Consulta de especialistas foi crucial para tradução em inglês das crónicas de Fernão Lopes
A primeira edição completa em inglês das crónicas de Fernão Lopes demorou 12 anos e envolveu seis tradutores, dos quais três morreram entretanto, e cerca de 14 consultores em áreas especializadas, disseram hoje responsáveis pelo projeto.
"O texto é muito complexo. Tem muitas questões de terminologia e por isso precisámos da ajuda de um historiador especialista, de especialistas na vida da corte, especialistas em caça, armaduras, assuntos militares e batalhas marítimas", explicou uma das coordenadoras, Amélia Hutchinson.
Uma questão particularmente complicada, revelou à agência Lusa, foi "traduzir a estrutura e os títulos e cargos da Marinha em inglês, porque não coincidem" com a terminologia em português.
Noutro momento, teve de consultar um colega sobre o material bélico usado no cerco a Chaves, que o cronista descreveu em detalhe, sobre as diferentes peças e para perceber a forma de utilização e até a montagem e desmontagem.

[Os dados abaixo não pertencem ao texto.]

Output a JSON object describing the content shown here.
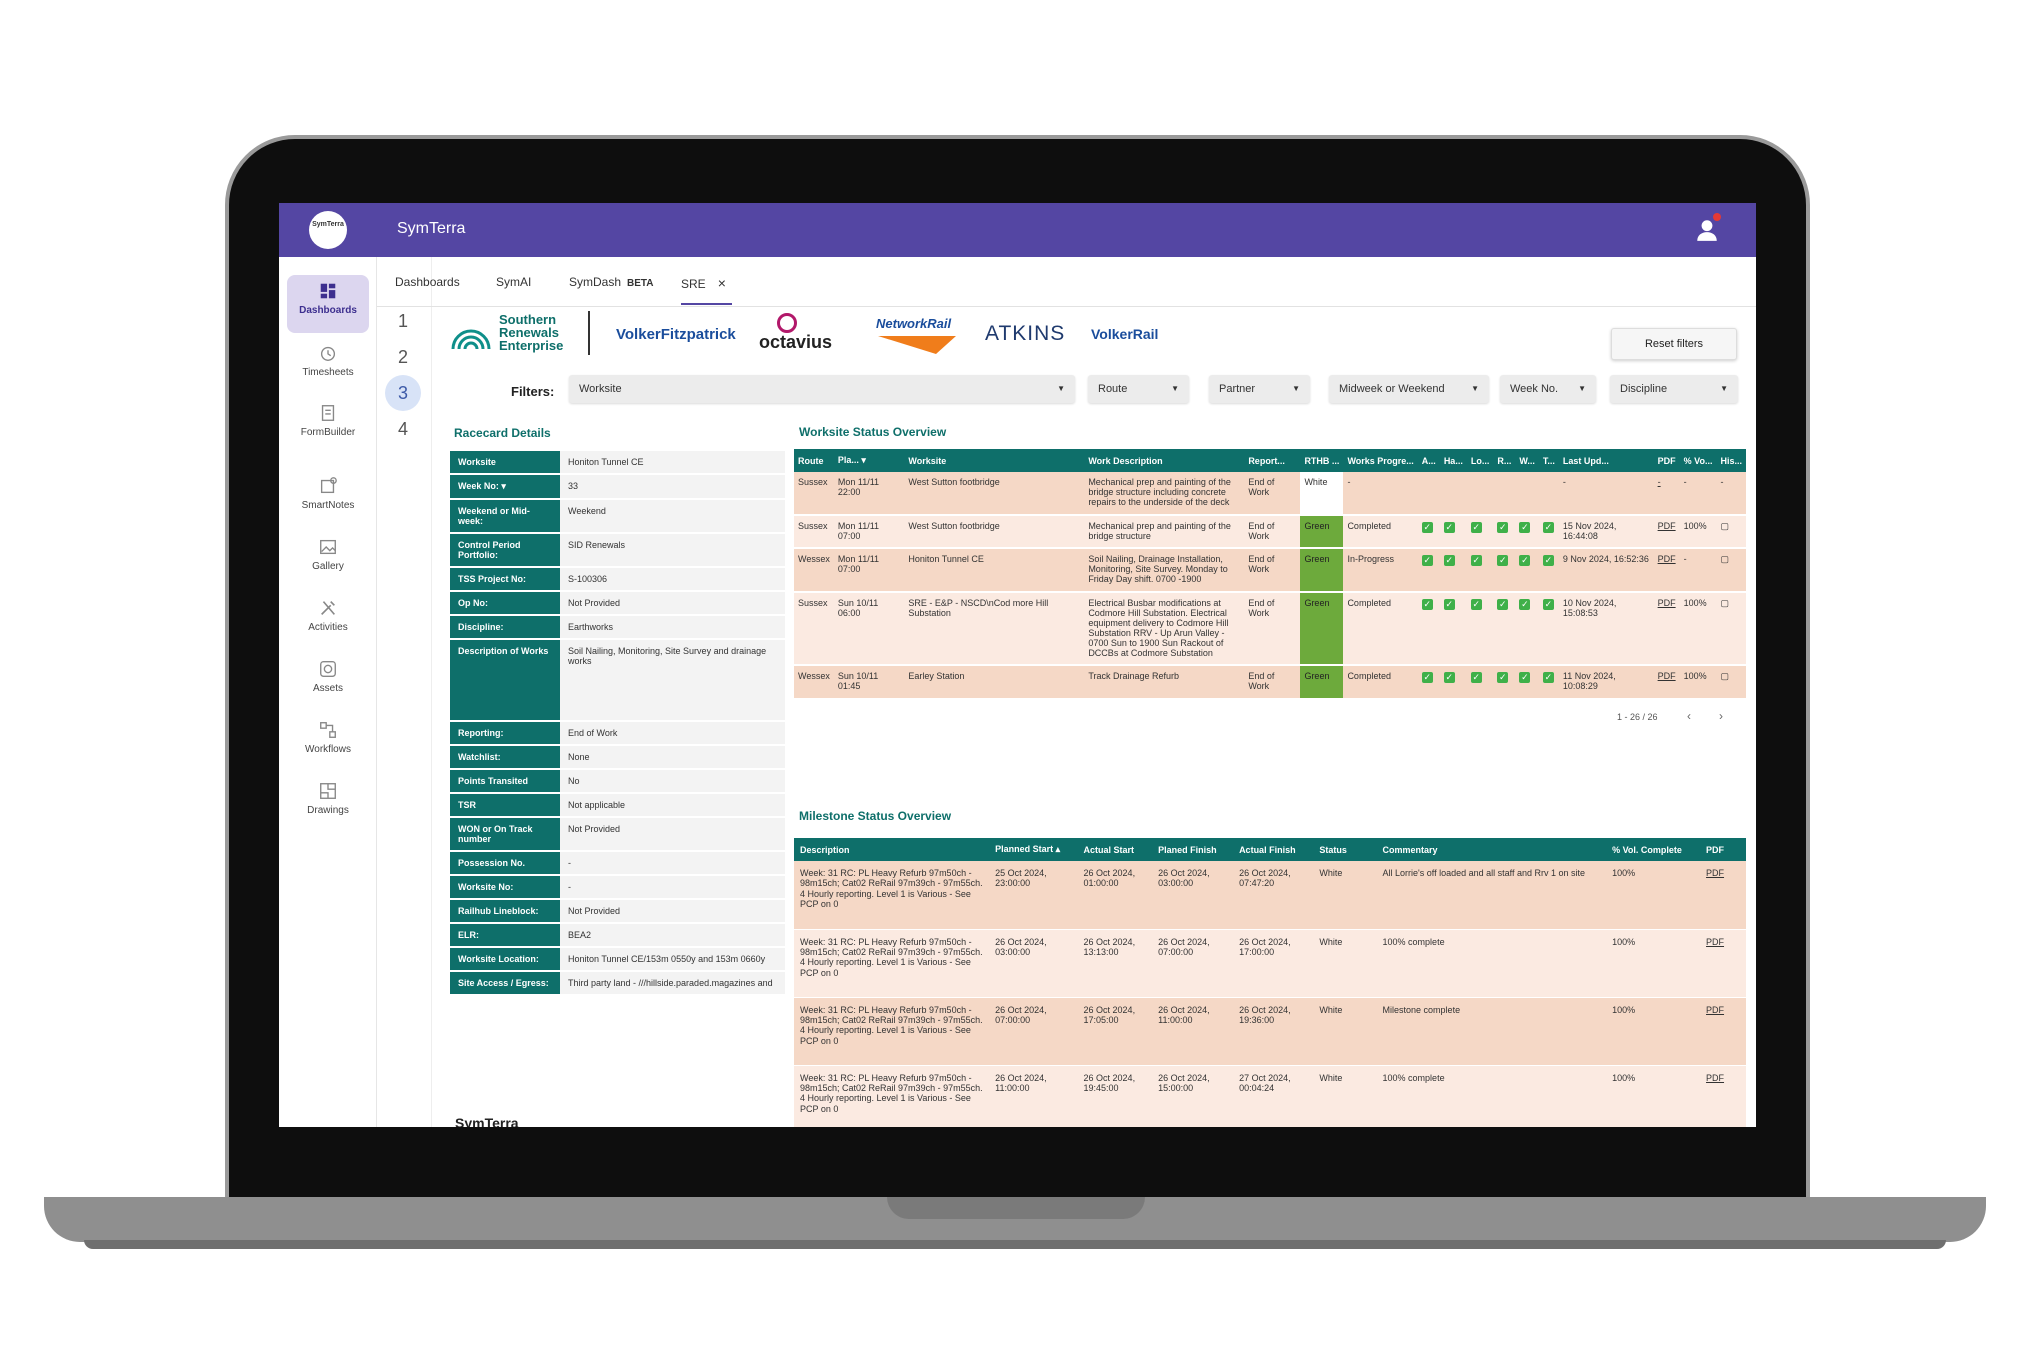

"Uma das formas mais completas e profundas de analisar um texto é através da tradução, porque se repara em pormenores que, quando se lê e se compreende, não se absorvem. É preciso refletir e confrontar o texto com outras culturas e línguas para o perceber realmente", reivindicou.
A obra publicada em junho foi apresentada hoje na Embaixada de Portugal no Reino Unido, país onde vivem e trabalham vários dos colaboradores.
A coleção de cinco volumes "The Chronicles of Fernão Lopes" é a primeira completa do cronista medieval Fernão Lopes (1385-1460) em língua inglesa, idioma no qual até agora só existiam traduções parciais ou edições críticas.
Os primeiros quatro volumes são acompanhados por introduções e bibliografias que ajudam a colocar as traduções em contexto e o quinto volume contem uma bibliografia geral e um índice geral da obra.
Francisco Bethencourt, professor na universidade King`s College London, elogiou as notas de rodapé e explicações sobre acontecimentos e personagens, descrevendo a edição como uma "excelente ferramenta, crucial para futura investigação".
A tradutora Iona McCleery, professora na Universidade de Leeds, acredita que estes textos vão mostrar que, ao contrário do que se poderia pensar, Portugal não era um país marginal em termos europeus.
"Penso que estas crónicas vão mostrar que Portugal estava absolutamente integrado na política europeia, diplomaticamente, dinasticamente, militarmente, de formas que penso que não são conhecidas. As pessoas não se apercebem da riqueza desta história. E agora podemos utilizar estes textos para o ensino e a investigação de forma muito alargada", afirmou à Lusa.
Nomeado cronista real em 1434 pelo rei D. Duarte, acredita-se que Fernão Lopes tenha escrito as crónicas de todos os reis portugueses desde a fundação da monarquia (séc. XII), mas apenas sobreviveram as três últimas crónicas relativas a D. Pedro, D. Fernando e D. João I, que abrangem um período de 1357 a 1411.
Esta obra vai ajudar o publico anglófono a compreender melhor aquele período histórico e projetar o português como um cronista inovador em termos de escrita, mais preocupado em mostrar e descrever o povo do que os seus contemporâneos Pero López de Ayala ou Jean Froissart.
"Ele cria todo um universo que hoje podemos apreciar através dos pequenos pormenores, porque das figuras importantes toda a gente fala, mas nem sempre é possível ver como é que a sociedade e o mundo estão estruturados. Vê-se através de Fernão Lopes", enfatizou Hutchinson, professora emérita na universidade norte-americana de Georgia.
O custo dos cinco volumes em capa dura é de 650 libras (747 no câmbio atual), edição especialmente direcionada a bibliotecas e instituições de ensino, enquanto a edição eletrónica custa cerca de metade (230 libras, 264 euros).
Uma futura edição em capa mole, a preço mais acessível, "fará todo o sentido quando conseguirmos que esta seja vendida e utilizada por estudantes, nomeadamente nos EUA, o que, esperamos, vai criar mais procura", disse a tradutora Julie Perkins.